14. Ceza Dairesi Esas No: 2012/4006 Karar No: 2014/1800 Karar Tarihi: 17.02.2014
Kişiyi hürriyetinden yoksun kılma - Yargıtay 14. Ceza Dairesi 2012/4006 Esas 2014/1800 Karar Sayılı İlamı
Özet:
Bir suçlama üzerine yapılan davanın sonucunda Bursa 10. Asliye Ceza Mahkemesi tarafından verilen hüküm temyiz edilmiştir. Sanık önceden tanıştığı mağdureyle parkta karşılaşmıştır. Sanık mağdureyi ailesiyle tanıştırmak istemiş, mağdure de kabul etmiştir. Sanık, akrabaları olan tanıklar İ. ve H. ile birlikte evine gitmiş ve mağdureyi teslim etmek istemiştir. Ancak tanığı Hilmi mağdureyi ailesine teslim edebileceğini söyleyince sanık oradan ayrılmıştır. Ertesi gün mağdure H. tarafından karakola teslim edilmiştir. Mahkeme, mağdurenin sanıkla gönüllü olarak kaçması ve sanığın mağdureyi hiçbir şekilde hürriyetinden yoksun kılmamış olması nedeniyle kişiyi hürriyetinden yoksun kılma suçunun unsurlarının oluşmadığını belirtmiştir. Ancak mahkeme yanlış şekilde TCK'nın 234/3. maddesinde düzenlenen çocuğun kaçırılması ve alıkonulması suçunu oluşturduğu gözetilmeden karar vermiştir. Sanığın mağdureyi soruşturmaya başlanmadan önce, şahsına zararı dokunmaksızın ailesine teslim edilmesi amacıyla tanıkların yanına bıraktığının anlaşılması karşısında TCK'nın 110. maddesinin uygulama dışı bırakılması kanuna aykırıdır. Bu nedenle hüküm bozulmuştur. Kararda geçen kanun maddeleri TCK'nın 234/3. maddesi (çocuğun kaçırılması ve alıkonulması) ve TCK'nın 110. maddesi (cezanın ertelenmesi).

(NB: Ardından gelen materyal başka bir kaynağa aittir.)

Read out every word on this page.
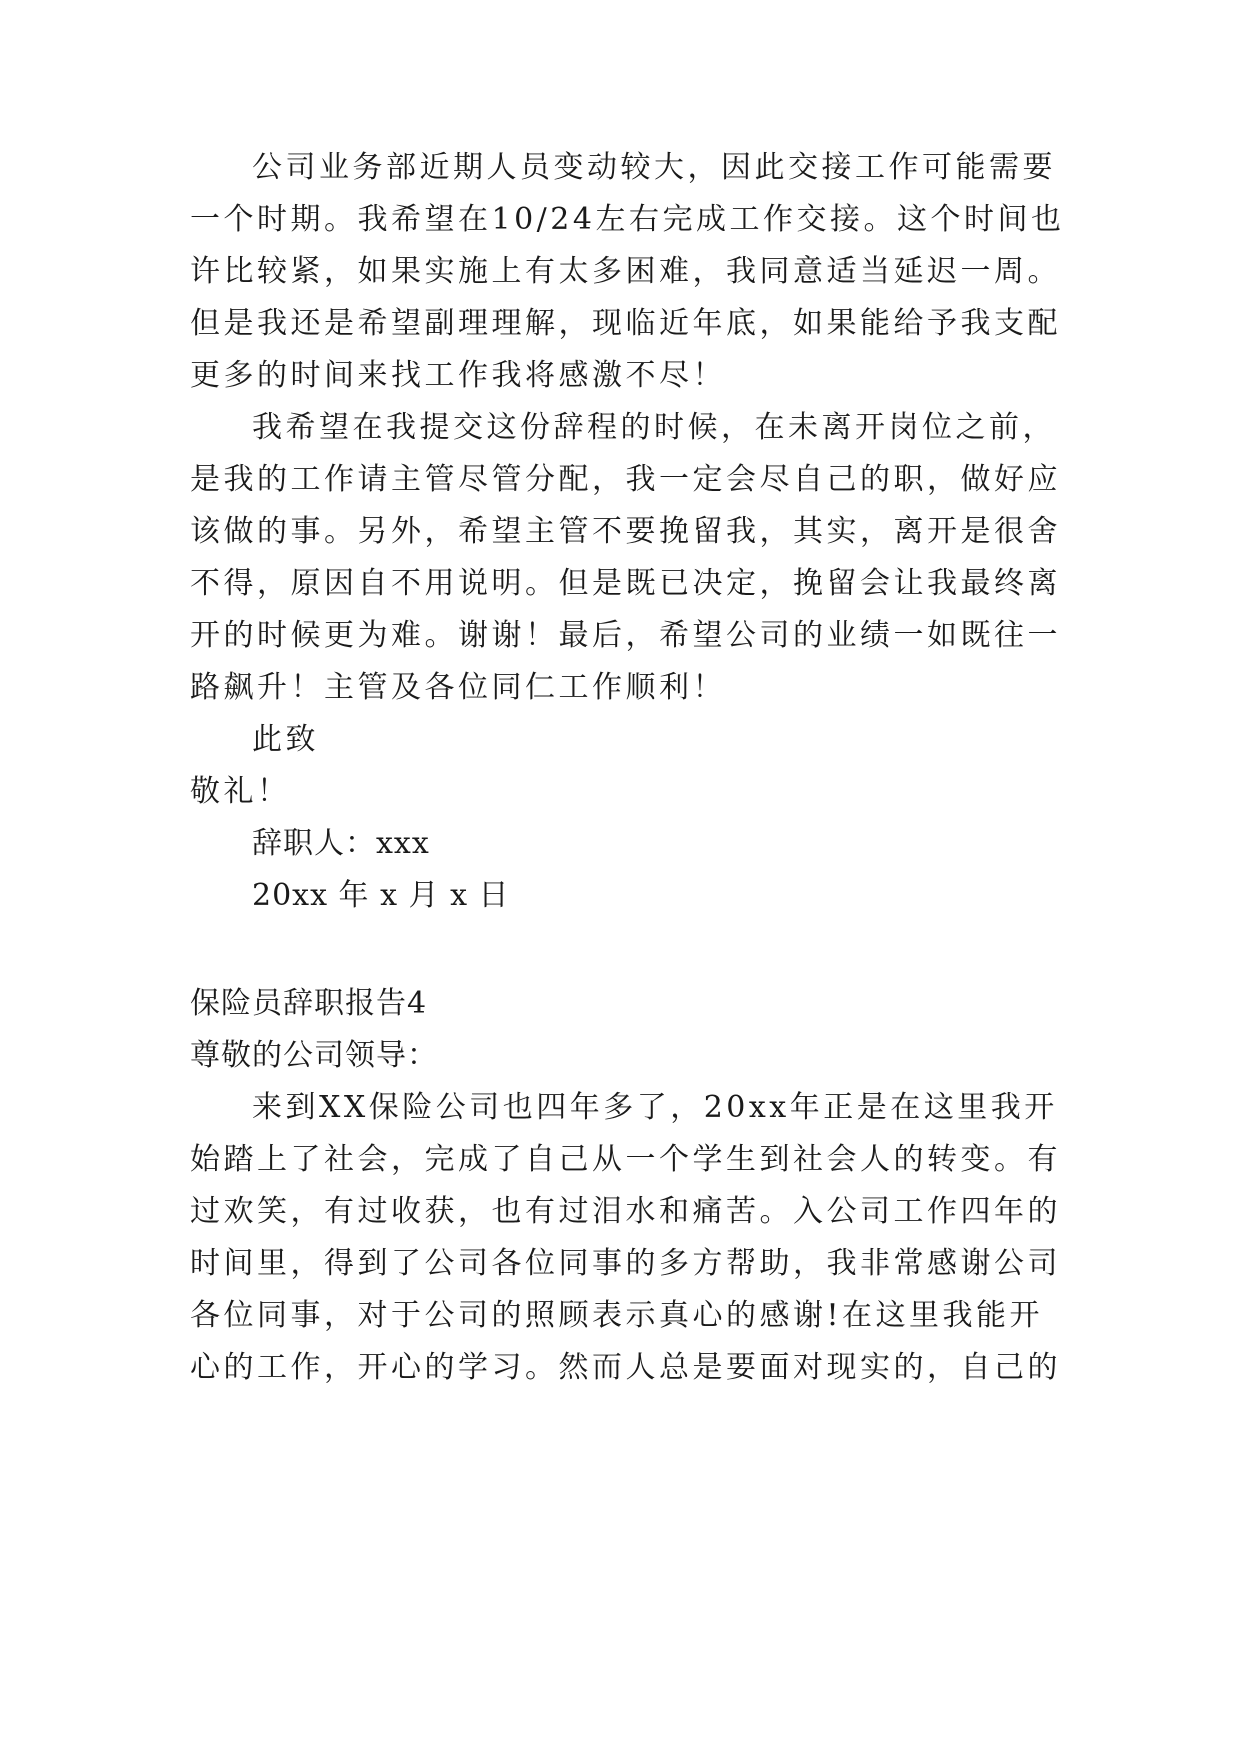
公司业务部近期人员变动较大，因此交接工作可能需要

一个时期。我希望在10/24左右完成工作交接。这个时间也

许比较紧，如果实施上有太多困难，我同意适当延迟一周。

但是我还是希望副理理解，现临近年底，如果能给予我支配

更多的时间来找工作我将感激不尽！

我希望在我提交这份辞程的时候，在未离开岗位之前，

是我的工作请主管尽管分配，我一定会尽自己的职，做好应

该做的事。另外，希望主管不要挽留我，其实，离开是很舍

不得，原因自不用说明。但是既已决定，挽留会让我最终离

开的时候更为难。谢谢！最后，希望公司的业绩一如既往一

路飙升！主管及各位同仁工作顺利！

此致

敬礼！

辞职人：xxx

20xx 年 x 月 x 日

保险员辞职报告4

尊敬的公司领导：

来到XX保险公司也四年多了，20xx年正是在这里我开

始踏上了社会，完成了自己从一个学生到社会人的转变。有

过欢笑，有过收获，也有过泪水和痛苦。入公司工作四年的

时间里，得到了公司各位同事的多方帮助，我非常感谢公司

各位同事，对于公司的照顾表示真心的感谢!在这里我能开

心的工作，开心的学习。然而人总是要面对现实的，自己的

14. Ceza Dairesi 2012/4006 E. , 2014/1800 K.
"İçtihat Metni"
Tebliğname No : 5 - 2010/273905 MAHKEMESİ : Bursa 10. Asliye Ceza Mahkemesi TARİHİ : 11.03.2010 NUMARASI : 2009/8 Esas, 2010/550 Karar SUÇ : Kişiyi hürriyetinden yoksun kılma
Mahalli mahkemece verilen hüküm temyiz edilmekle dosya incelenerek gereği düşünüldü: Sanığın daha önceden tanışıp arkadaşlık kurduğu mağdure ile olay günü parkta karşılaştığı, mağdureyi ailesi ile tanıştırmak istediği, mağdurenin bunu kabul etmesi üzerine birlikte Bursa ilinde yaşayan sanığın akrabası olan tanıklar İ. ve H. evlerine gittikleri, tanık Hilmi"nin mağdureyi ailesine teslim edebileceğini söylemesi üzerine sanığın oradan ayrıldığı, mağdurenin de ertesi gün H. tarafından karakola teslim edildiği anlaşılan olayda; mağdurenin cebir, tehdit veya hile kullanılmaksızın sanıkla gönüllü olarak birlikte kaçması, sanığın mağdureye yönelik hukuka aykırı herhangi bir eyleminin bulunmaması ve soruşturmanın mağdurenin annesi müşteki A. ihbarı üzerine başlanılması karşısında, kişiyi hürriyetinden yoksun kılma suçunun unsurları oluşmayıp, eylemin TCK.nın 234/3. maddesinde düzenlenen çocuğun kaçırılması ve alıkonulması suçunu oluşturduğu gözetilmeden yazılı şekilde karar verilmesi, Kabule göre de; Sanığın mağdureyi soruşturmaya başlanmadan önce, şahsına zararı dokunmaksınız ailesine teslim edilmesi amacıyla tanıkların yanına bıraktığının anlaşılması karşısında koşulları bulunduğu halde TCK.nın 110. maddesinin uygulama dışı bırakılması, Kanuna aykırı, sanığın temyiz itirazları bu itibarla yerinde görülmüş olduğundan, hükmün 5320 sayılı Kanunun 8/1. maddesi gözetilerek CMUK.nın 321. maddesi uyarınca BOZULMASINA, 17.02.2014 tarihinde oybirliğiyle karar verildi.